Reprodução: A Baleia

O maior ponto fraco de todo filme é o enredo repetitivo e a história frustrante de Ellie, pois, apesar de uma atuação impecável de Sadie Sink, a personagem se torna um perfeito estereótipo de uma adolescente rebelde. Suas atitudes explosivas e demasiadamente desnecessárias não se resumem apenas ao próprio pai – o que seria compreensível devido ao seu abandono – mas a todos que estão à sua volta, carecendo qualquer tipo de aprofundamento da personagem.

Outro ponto difícil e fora de lugar é o objetivo de Thomas em toda narrativa. Apesar de ser um dos que mais sofre com a rebeldia de Ellie, o garoto religioso ainda tenta ajudar Charlie de seu modo, trazendo a palavra de Cristo como única forma de salvação para o protagonista. Esse moralismo religioso, que deveria ter sido mais pautado em todo filme, desaparece em meio aos problemas entre pai e filha, impedindo a finalização com chave de ouro desse assunto tão pertinente fora e dentro de tela, já que se relaciona também com o suicídio do amor da vida de Charlie, Alan.

Reprodução: A Baleia

Assim, e apesar de falhas e momentos difíceis de acompanhar que, como apontado antes, geram verdadeiros embates acerca da validade dessa abordagem, A Baleia retrata um professor de literatura em sua última semana de vida devido à sua obesidade mórbida e que, durante todo percurso até sua morte, lida com seus erros do passado enquanto, ingenuamente, tenta mudar a sua relação com sua própria filha.
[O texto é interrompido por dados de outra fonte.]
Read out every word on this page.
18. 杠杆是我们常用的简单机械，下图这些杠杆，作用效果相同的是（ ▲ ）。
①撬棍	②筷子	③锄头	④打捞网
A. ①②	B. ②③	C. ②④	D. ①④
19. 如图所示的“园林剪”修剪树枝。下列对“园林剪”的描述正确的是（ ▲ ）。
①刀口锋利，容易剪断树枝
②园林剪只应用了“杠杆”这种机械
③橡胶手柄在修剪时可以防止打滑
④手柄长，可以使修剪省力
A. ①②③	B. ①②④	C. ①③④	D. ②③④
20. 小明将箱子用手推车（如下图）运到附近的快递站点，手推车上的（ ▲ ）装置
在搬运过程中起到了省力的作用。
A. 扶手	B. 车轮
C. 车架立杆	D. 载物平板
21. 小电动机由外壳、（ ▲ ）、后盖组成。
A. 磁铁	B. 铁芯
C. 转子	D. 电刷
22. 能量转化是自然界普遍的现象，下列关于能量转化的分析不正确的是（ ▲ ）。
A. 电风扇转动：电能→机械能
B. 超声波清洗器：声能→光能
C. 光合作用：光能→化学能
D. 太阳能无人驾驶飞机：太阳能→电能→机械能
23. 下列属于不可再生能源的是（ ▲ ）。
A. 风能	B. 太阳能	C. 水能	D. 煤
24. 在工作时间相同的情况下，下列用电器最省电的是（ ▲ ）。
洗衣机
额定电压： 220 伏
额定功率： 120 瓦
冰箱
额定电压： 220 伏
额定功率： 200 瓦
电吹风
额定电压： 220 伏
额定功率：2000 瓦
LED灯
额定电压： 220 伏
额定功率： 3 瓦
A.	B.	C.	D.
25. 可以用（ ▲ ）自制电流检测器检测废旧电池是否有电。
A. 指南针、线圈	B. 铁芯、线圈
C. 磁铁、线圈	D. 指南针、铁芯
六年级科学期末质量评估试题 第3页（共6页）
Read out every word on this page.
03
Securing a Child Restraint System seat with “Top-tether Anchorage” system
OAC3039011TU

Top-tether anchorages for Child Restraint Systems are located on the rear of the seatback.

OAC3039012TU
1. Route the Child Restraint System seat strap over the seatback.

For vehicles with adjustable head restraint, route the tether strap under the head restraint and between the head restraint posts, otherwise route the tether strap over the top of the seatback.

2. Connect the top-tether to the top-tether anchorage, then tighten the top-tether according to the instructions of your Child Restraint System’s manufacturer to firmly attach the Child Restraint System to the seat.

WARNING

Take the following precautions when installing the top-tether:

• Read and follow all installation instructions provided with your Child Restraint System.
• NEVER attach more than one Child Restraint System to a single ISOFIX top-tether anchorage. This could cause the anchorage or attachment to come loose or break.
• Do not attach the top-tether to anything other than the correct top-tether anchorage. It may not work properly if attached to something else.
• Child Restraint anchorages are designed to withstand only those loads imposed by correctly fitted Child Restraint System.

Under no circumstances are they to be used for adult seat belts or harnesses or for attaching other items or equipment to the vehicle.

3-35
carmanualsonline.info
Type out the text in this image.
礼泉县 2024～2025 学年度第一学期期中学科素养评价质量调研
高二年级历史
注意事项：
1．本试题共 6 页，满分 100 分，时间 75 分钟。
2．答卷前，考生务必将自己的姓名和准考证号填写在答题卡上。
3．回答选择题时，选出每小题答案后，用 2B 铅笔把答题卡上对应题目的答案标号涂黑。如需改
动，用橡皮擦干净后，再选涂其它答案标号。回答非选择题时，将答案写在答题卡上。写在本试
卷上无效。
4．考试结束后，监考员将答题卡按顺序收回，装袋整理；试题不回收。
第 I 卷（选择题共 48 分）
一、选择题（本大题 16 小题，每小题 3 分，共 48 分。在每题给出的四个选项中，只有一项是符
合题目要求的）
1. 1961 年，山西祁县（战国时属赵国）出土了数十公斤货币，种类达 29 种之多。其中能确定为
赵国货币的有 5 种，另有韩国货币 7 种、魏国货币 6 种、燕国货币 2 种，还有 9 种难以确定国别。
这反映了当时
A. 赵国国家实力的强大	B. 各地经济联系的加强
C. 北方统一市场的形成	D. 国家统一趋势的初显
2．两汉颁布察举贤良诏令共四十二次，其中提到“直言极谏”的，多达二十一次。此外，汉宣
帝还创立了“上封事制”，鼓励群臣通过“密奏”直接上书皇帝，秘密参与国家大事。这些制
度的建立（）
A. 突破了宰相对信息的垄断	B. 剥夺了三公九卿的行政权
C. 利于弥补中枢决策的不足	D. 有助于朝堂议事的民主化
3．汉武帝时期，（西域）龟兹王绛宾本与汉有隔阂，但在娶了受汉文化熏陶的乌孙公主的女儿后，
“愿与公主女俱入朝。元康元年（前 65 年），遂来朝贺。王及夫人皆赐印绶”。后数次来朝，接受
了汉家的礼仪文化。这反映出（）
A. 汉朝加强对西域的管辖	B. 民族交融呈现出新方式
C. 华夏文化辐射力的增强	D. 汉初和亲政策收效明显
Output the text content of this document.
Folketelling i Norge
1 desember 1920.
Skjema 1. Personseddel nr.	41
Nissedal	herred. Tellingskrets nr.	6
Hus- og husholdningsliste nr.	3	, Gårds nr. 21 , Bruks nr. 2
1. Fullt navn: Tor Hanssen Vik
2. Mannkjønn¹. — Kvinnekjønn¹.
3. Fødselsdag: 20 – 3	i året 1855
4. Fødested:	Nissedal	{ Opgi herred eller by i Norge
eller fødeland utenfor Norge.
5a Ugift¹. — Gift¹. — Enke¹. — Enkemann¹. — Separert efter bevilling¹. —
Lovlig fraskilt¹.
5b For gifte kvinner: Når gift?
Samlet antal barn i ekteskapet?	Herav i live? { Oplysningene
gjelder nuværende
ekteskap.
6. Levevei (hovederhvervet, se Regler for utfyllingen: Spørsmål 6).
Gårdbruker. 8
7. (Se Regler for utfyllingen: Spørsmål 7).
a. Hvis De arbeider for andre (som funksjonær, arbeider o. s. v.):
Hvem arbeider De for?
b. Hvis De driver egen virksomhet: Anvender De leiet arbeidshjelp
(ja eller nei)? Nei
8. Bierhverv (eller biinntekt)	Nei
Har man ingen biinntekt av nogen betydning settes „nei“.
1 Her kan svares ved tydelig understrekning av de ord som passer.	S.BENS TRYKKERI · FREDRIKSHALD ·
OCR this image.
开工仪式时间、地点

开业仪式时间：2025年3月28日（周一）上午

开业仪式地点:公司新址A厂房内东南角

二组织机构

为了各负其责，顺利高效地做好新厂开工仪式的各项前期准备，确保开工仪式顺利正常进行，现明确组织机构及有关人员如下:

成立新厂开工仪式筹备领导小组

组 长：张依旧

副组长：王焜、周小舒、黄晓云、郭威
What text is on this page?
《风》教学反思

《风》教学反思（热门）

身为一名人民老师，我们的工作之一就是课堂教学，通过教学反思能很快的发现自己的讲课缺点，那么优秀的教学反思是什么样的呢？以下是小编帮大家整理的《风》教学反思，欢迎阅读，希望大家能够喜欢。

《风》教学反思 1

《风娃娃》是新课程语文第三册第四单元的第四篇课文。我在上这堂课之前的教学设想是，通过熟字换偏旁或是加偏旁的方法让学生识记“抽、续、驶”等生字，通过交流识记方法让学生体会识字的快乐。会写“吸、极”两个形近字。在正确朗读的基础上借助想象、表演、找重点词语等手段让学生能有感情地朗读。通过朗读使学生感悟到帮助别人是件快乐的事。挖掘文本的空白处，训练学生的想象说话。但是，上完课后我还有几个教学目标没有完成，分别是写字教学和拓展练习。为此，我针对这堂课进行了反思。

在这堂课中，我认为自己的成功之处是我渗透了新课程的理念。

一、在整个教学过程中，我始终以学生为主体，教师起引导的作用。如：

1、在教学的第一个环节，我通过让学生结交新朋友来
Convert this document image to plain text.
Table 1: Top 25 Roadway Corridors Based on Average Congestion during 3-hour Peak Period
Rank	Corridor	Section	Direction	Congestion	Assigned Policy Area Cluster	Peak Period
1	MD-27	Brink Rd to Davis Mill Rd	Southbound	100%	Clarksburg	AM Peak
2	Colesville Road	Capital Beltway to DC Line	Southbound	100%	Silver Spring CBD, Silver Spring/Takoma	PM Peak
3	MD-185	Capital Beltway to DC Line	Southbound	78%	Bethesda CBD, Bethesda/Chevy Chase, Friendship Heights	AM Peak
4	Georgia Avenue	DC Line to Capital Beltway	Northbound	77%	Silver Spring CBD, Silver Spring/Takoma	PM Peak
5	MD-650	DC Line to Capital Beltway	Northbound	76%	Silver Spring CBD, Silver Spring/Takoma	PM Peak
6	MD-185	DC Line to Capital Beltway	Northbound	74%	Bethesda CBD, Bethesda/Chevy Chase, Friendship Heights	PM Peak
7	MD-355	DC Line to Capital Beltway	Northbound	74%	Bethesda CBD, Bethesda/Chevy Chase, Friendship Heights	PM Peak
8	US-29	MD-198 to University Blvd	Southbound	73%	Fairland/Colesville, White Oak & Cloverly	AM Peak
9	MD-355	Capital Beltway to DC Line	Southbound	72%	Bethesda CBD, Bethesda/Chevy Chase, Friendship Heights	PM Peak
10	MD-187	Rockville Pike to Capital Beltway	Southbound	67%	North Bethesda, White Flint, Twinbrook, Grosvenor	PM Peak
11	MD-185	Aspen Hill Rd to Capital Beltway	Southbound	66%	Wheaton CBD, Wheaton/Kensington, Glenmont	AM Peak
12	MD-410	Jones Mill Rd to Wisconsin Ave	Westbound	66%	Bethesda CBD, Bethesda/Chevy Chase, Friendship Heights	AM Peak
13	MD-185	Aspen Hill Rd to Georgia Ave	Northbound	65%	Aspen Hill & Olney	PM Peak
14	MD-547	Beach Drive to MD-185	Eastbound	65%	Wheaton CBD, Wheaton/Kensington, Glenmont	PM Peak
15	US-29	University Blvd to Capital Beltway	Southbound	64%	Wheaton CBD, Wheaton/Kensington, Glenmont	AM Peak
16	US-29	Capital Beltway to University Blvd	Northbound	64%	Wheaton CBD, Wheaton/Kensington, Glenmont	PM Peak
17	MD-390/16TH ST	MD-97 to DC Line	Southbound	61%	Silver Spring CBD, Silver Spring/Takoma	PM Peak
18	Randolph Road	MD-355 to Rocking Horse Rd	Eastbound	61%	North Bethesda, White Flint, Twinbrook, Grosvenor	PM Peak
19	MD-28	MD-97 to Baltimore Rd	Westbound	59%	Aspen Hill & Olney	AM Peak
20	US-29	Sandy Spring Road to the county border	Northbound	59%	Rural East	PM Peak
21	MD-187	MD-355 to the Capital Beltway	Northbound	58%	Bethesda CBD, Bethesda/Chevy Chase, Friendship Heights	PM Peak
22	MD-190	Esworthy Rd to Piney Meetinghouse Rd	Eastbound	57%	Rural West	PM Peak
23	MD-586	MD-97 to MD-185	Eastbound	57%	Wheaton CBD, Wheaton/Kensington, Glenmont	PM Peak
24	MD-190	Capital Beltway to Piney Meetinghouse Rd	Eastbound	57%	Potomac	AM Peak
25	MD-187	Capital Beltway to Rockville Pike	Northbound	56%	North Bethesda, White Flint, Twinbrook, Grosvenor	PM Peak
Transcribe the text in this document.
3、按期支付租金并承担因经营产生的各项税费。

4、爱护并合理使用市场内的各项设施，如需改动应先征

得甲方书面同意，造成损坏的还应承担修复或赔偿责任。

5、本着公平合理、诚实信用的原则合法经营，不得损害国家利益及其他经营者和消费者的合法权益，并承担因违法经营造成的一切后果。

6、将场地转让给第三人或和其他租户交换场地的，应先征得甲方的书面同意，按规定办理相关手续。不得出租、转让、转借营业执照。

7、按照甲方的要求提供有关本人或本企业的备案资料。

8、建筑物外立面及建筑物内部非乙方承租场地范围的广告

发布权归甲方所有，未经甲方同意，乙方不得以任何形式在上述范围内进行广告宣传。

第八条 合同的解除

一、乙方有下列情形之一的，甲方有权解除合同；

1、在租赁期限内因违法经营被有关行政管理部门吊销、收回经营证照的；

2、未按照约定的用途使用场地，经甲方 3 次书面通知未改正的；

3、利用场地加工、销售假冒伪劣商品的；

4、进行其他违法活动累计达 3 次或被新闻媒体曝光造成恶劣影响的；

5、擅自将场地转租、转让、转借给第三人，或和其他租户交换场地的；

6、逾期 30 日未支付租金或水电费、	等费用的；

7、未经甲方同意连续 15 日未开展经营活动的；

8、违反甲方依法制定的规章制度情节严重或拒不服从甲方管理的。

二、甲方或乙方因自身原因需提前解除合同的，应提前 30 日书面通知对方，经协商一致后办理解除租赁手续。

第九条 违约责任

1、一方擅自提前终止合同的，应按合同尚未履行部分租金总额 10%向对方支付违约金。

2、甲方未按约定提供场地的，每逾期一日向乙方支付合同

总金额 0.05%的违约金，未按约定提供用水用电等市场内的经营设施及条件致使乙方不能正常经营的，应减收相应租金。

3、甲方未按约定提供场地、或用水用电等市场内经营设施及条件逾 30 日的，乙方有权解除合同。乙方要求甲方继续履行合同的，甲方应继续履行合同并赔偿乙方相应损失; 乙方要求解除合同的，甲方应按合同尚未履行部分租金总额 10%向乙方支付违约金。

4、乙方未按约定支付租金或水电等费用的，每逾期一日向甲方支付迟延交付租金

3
Ao mesmo tempo, nessa mesma trajetória, tenta impedir uma morte com arrependimentos.

Seus valores se perpetuam constantemente na obra e se ligam a humanidade, a qual gera identificação e simpatia, a ingenuidade e suas consequências do passado que vieram à tona. Também, a simbolização da morte e da vida ganha exemplos em cada momento até que se chega em seu final, com a inevitável morte de Charlie. Com seu lado mais teatral, o filme retrata muito bem o drama de alguém que sofre com compulsão alimentar e questiona o imaginário homofóbico religioso, além de, como maneira de visibilizar e conscientizar, humanizar esses tópicos através da representação do protagonista em sua situação extrema interseccional.